A new FoxNews/Opinion Dynamics poll is out for South Carolina, and it’s good news for Giuliani (story here, full results here). Not just because he is a whisker ahead of McCain 26 percent to 25 percent (with Romney at 14 percent). Skeptics will look at that headline number, and say, it’s only a matter of time before South Carolina conservatives find out Giuliani’s social views and sour on him (especially in light of his recent stumble). However, if you look at the poll with more detail, you will see that it supports something I’ve long been arguing: this will be the first contested Republican primary season since 9/11, and national security issues will play more dominant role, creating a unique opening for Giuliani.

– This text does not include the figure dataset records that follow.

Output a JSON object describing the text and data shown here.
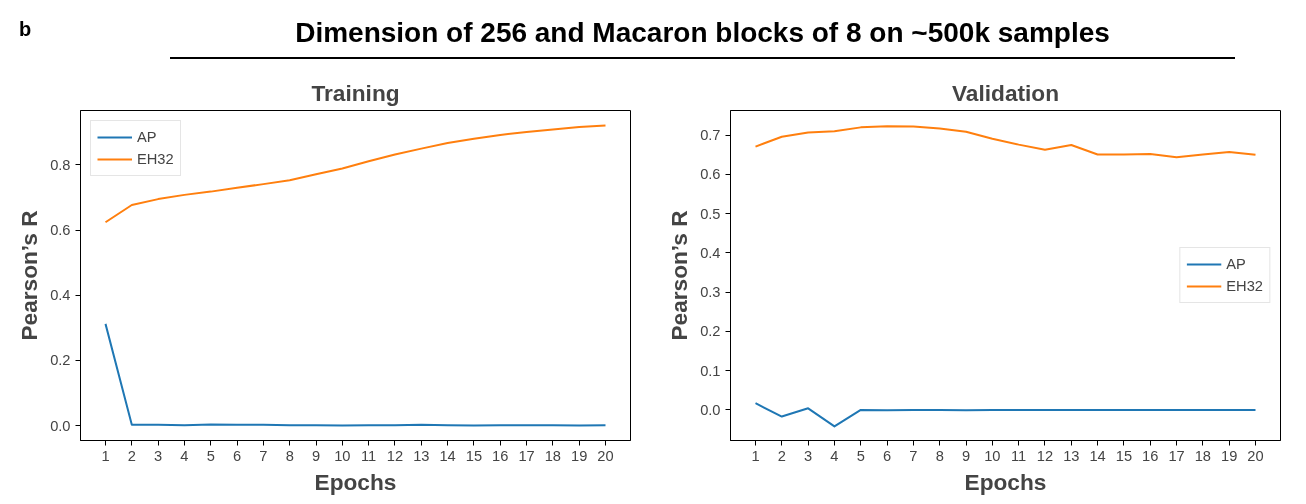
{
  "chart_data": [
    {
      "type": "line",
      "title": "Training",
      "xlabel": "Epochs",
      "ylabel": "Pearson’s R",
      "annotations": [
        "b",
        "Dimension of 256 and Macaron blocks of 8 on ~500k samples"
      ],
      "x": [
        1,
        2,
        3,
        4,
        5,
        6,
        7,
        8,
        9,
        10,
        11,
        12,
        13,
        14,
        15,
        16,
        17,
        18,
        19,
        20
      ],
      "series": [
        {
          "name": "AP",
          "color": "#1f77b4",
          "values": [
            0.312,
            0.002,
            0.002,
            0.001,
            0.003,
            0.002,
            0.002,
            0.001,
            0.001,
            0.0,
            0.001,
            0.001,
            0.002,
            0.001,
            0.0,
            0.001,
            0.001,
            0.001,
            0.0,
            0.001
          ]
        },
        {
          "name": "EH32",
          "color": "#ff7f0e",
          "values": [
            0.624,
            0.677,
            0.695,
            0.708,
            0.718,
            0.73,
            0.741,
            0.753,
            0.771,
            0.789,
            0.811,
            0.832,
            0.85,
            0.867,
            0.88,
            0.892,
            0.901,
            0.909,
            0.916,
            0.921
          ]
        }
      ],
      "xlim": [
        0.05,
        20.95
      ],
      "xticks": [
        1,
        2,
        3,
        4,
        5,
        6,
        7,
        8,
        9,
        10,
        11,
        12,
        13,
        14,
        15,
        16,
        17,
        18,
        19,
        20
      ],
      "ylim": [
        -0.046,
        0.967
      ],
      "yticks": [
        {
          "value": 0,
          "label": "0.0"
        },
        {
          "value": 0.2,
          "label": "0.2"
        },
        {
          "value": 0.4,
          "label": "0.4"
        },
        {
          "value": 0.6,
          "label": "0.6"
        },
        {
          "value": 0.8,
          "label": "0.8"
        }
      ],
      "legend": "top left",
      "grid": false
    },
    {
      "type": "line",
      "title": "Validation",
      "xlabel": "Epochs",
      "ylabel": "Pearson’s R",
      "x": [
        1,
        2,
        3,
        4,
        5,
        6,
        7,
        8,
        9,
        10,
        11,
        12,
        13,
        14,
        15,
        16,
        17,
        18,
        19,
        20
      ],
      "series": [
        {
          "name": "AP",
          "color": "#1f77b4",
          "values": [
            0.017,
            -0.017,
            0.004,
            -0.042,
            0.0,
            -0.001,
            0.0,
            0.0,
            -0.001,
            0.0,
            0.0,
            0.0,
            0.0,
            0.0,
            0.0,
            0.0,
            0.0,
            0.0,
            0.0,
            0.0
          ]
        },
        {
          "name": "EH32",
          "color": "#ff7f0e",
          "values": [
            0.671,
            0.696,
            0.707,
            0.71,
            0.72,
            0.723,
            0.722,
            0.717,
            0.709,
            0.691,
            0.676,
            0.663,
            0.675,
            0.651,
            0.651,
            0.652,
            0.644,
            0.651,
            0.657,
            0.65
          ]
        }
      ],
      "xlim": [
        0.05,
        20.95
      ],
      "xticks": [
        1,
        2,
        3,
        4,
        5,
        6,
        7,
        8,
        9,
        10,
        11,
        12,
        13,
        14,
        15,
        16,
        17,
        18,
        19,
        20
      ],
      "ylim": [
        -0.078,
        0.763
      ],
      "yticks": [
        {
          "value": 0,
          "label": "0.0"
        },
        {
          "value": 0.1,
          "label": "0.1"
        },
        {
          "value": 0.2,
          "label": "0.2"
        },
        {
          "value": 0.3,
          "label": "0.3"
        },
        {
          "value": 0.4,
          "label": "0.4"
        },
        {
          "value": 0.5,
          "label": "0.5"
        },
        {
          "value": 0.6,
          "label": "0.6"
        },
        {
          "value": 0.7,
          "label": "0.7"
        }
      ],
      "legend": "center right",
      "grid": false
    }
  ]
}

When likely South Carolina Republican primary voters were asked to identify the most important issue to them a total of 51 percent* named a national-security related issue, whereas a total of only 6 percent** named a social issue. If you add immigration, another issue where many conservatives have a beef with Giuliani, that makes an additional 6 percent of the Republican electorate that may be hostile to his candidacy. The rest of the responses relate to economic, fiscal and non-social domestic issues on which Giuliani is strong.
In another interesting part of the poll, only 59 percent of likely Republican primary voters identified themselves as pro-life, compared to 32 percent who said they were pro-choice, and 10 percent who either had mixed views on the subject or didn’t know. That number surprised me, because I would have thought that South Carolina Republicans would be more pro-life than that.
Clearly this is just a single poll, so all caveats apply. And I don’t mean to suggest that social issues will be unimportant in the primaries, just that they won’t play as dominant a role as they have in prior cycles. A lot of those pundits who are dismissing Giuliani’s chances are basing their judgment on a pre-9/11 model of Republican primaries in which a candidate who fails social issue litmus tests cannot win. This is just another data point suggesting they may be wrong.
*The 51 percent total is comprised of: 37 percent who named war/Iraq; 7 percent named homeland/national security; 5 percent named terrorism–not Iraq; 1 percent named foreign policy–not Iraq; 1 percent named Iran.
**The 6 percent is comprised of: 4 percent named family values/morals; 1 percent said gay marriage; 1 percent said abortion.